E, per ricordare com’era la tratta viserbese, ecco un racconto di Elio Biagini (da “Così si viveva a Viserba e dintorni”, 2001).

“Ricordo la tipica figura di Nandi, che ha passato tutta la vita facendo il marinaio e passeggiando tutti i giorni dalla Fossa dei Mulini o verso Viserbella oppure verso Rivabella. Conosceva il mare più che la sua casa e sapeva dire con precisione le previsioni del tempo. La sera si partiva con la batana per andare ‘a tratta’: una tipica pesca che si faceva calando in mare prima tre o quattro “reste” di corda circa duecento metri, poi a semicerchio si calavano altri duecento metri di rete, quindi si tornava a riva calando altra corda. Finita la calata si agganciavano le due estremità della corda, alla quale erano attaccate sette persone, con una specie di cintura chiamata e’ croc, e lentamente si tirava la rete a riva sperando sempre di fare una buona pesca. Quando la rete era a riva e il pesce era nella sacca i più anziani avevano il compito della cernita; questa avveniva perché in mezzo al pesce c’erano tante alghe, granchi, la palazzola, che bisognava scartare. Dietro a ogni marinaio c’era sempre la vecchietta che raccoglieva lo scarto. I marinai più giovani erano addetti al carico della rete sulla batana. E, finita l’operazione, un’altra mano…
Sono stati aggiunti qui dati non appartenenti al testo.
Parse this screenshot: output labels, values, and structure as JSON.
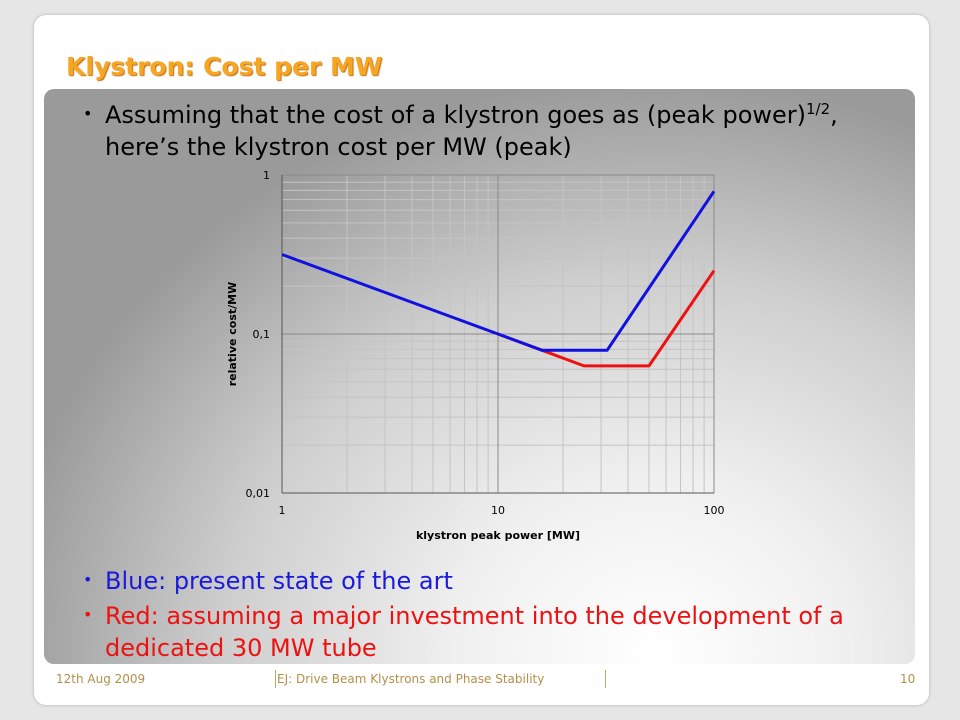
{
  "slide": {
    "title": "Klystron: Cost per MW",
    "bullets": [
      {
        "text_before": "Assuming that the cost of a klystron goes as (peak power)",
        "sup": "1/2",
        "text_after": ", here’s the klystron cost per MW (peak)",
        "color": "#000000"
      },
      {
        "text": "Blue: present state of the art",
        "color": "#1a1adb"
      },
      {
        "text": "Red: assuming a major investment into the development of a dedicated 30 MW tube",
        "color": "#ee1111"
      }
    ],
    "footer": {
      "date": "12th Aug 2009",
      "center": "EJ: Drive Beam Klystrons and Phase Stability",
      "page": "10"
    }
  },
  "chart_data": {
    "type": "line",
    "xlabel": "klystron peak power [MW]",
    "ylabel": "relative cost/MW",
    "xscale": "log",
    "yscale": "log",
    "xlim": [
      1,
      100
    ],
    "ylim": [
      0.01,
      1
    ],
    "xticks": [
      "1",
      "10",
      "100"
    ],
    "yticks": [
      "0,01",
      "0,1",
      "1"
    ],
    "grid": true,
    "series": [
      {
        "color": "#1010e0",
        "points": [
          [
            1,
            0.316
          ],
          [
            10,
            0.1
          ],
          [
            16,
            0.079
          ],
          [
            32,
            0.079
          ],
          [
            100,
            0.79
          ]
        ]
      },
      {
        "color": "#ee1111",
        "points": [
          [
            10,
            0.1
          ],
          [
            16,
            0.079
          ],
          [
            25,
            0.063
          ],
          [
            50,
            0.063
          ],
          [
            100,
            0.25
          ]
        ]
      }
    ]
  }
}
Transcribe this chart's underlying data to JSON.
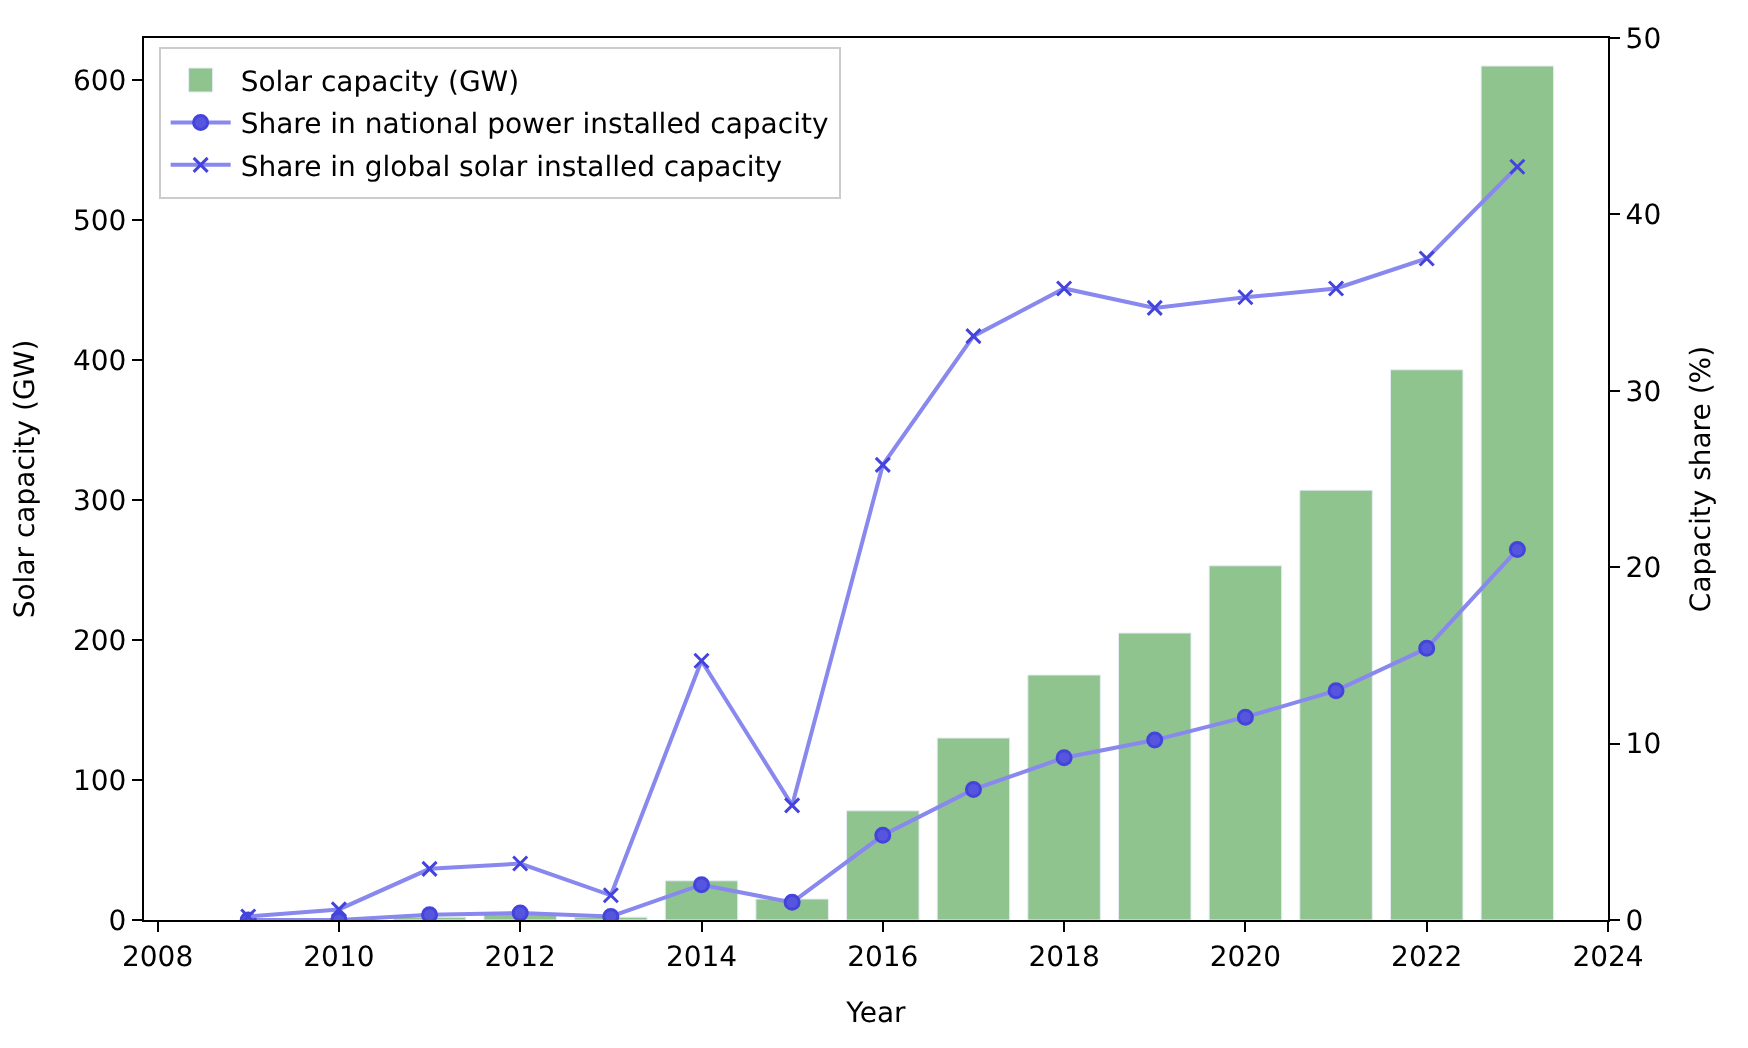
{
  "chart_data": {
    "type": "bar",
    "xlabel": "Year",
    "ylabel": "Solar capacity (GW)",
    "y2label": "Capacity share (%)",
    "x": [
      2009,
      2010,
      2011,
      2012,
      2013,
      2014,
      2015,
      2016,
      2017,
      2018,
      2019,
      2020,
      2021,
      2022,
      2023
    ],
    "series": [
      {
        "name": "Solar capacity (GW)",
        "color": "#8fc48f",
        "values": [
          null,
          1,
          2,
          4,
          2,
          28,
          15,
          78,
          130,
          175,
          205,
          253,
          307,
          393,
          610
        ]
      },
      {
        "name": "Share in national power installed capacity",
        "type": "line",
        "axis": "y2",
        "marker": "circle",
        "color": "#8888ee",
        "values": [
          0,
          0,
          0.3,
          0.4,
          0.2,
          2.0,
          1.0,
          4.8,
          7.4,
          9.2,
          10.2,
          11.5,
          13.0,
          15.4,
          21.0
        ]
      },
      {
        "name": "Share in global solar installed capacity",
        "type": "line",
        "axis": "y2",
        "marker": "cross",
        "color": "#8888ee",
        "values": [
          0.2,
          0.6,
          2.9,
          3.2,
          1.4,
          14.7,
          6.5,
          25.8,
          33.1,
          35.8,
          34.7,
          35.3,
          35.8,
          37.5,
          42.7
        ]
      }
    ],
    "xlim": [
      2007.85,
      2024.0
    ],
    "xticks": [
      2008,
      2010,
      2012,
      2014,
      2016,
      2018,
      2020,
      2022,
      2024
    ],
    "ylim": [
      0,
      630
    ],
    "yticks": [
      0,
      100,
      200,
      300,
      400,
      500,
      600
    ],
    "y2lim": [
      0,
      50
    ],
    "y2ticks": [
      0,
      10,
      20,
      30,
      40,
      50
    ],
    "legend": "top left"
  }
}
Quando si partiva dalla Fossa dei Mulini Nandi, che aveva una gamba rigida e non partecipava alla pesca, impartiva ordini. Ai suoi figli, Mario e Terzo, diceva quante tirate si dovevano fare, per non trovarsi in mare quando si alzava il vento di tramontana o di furiano. Se non si ascoltavano gli ordini di Nandi c’era caso di trovarsi in mezzo al mare in burrasca e dover tirare la barca con la rete a riva facendo tanta fatica.”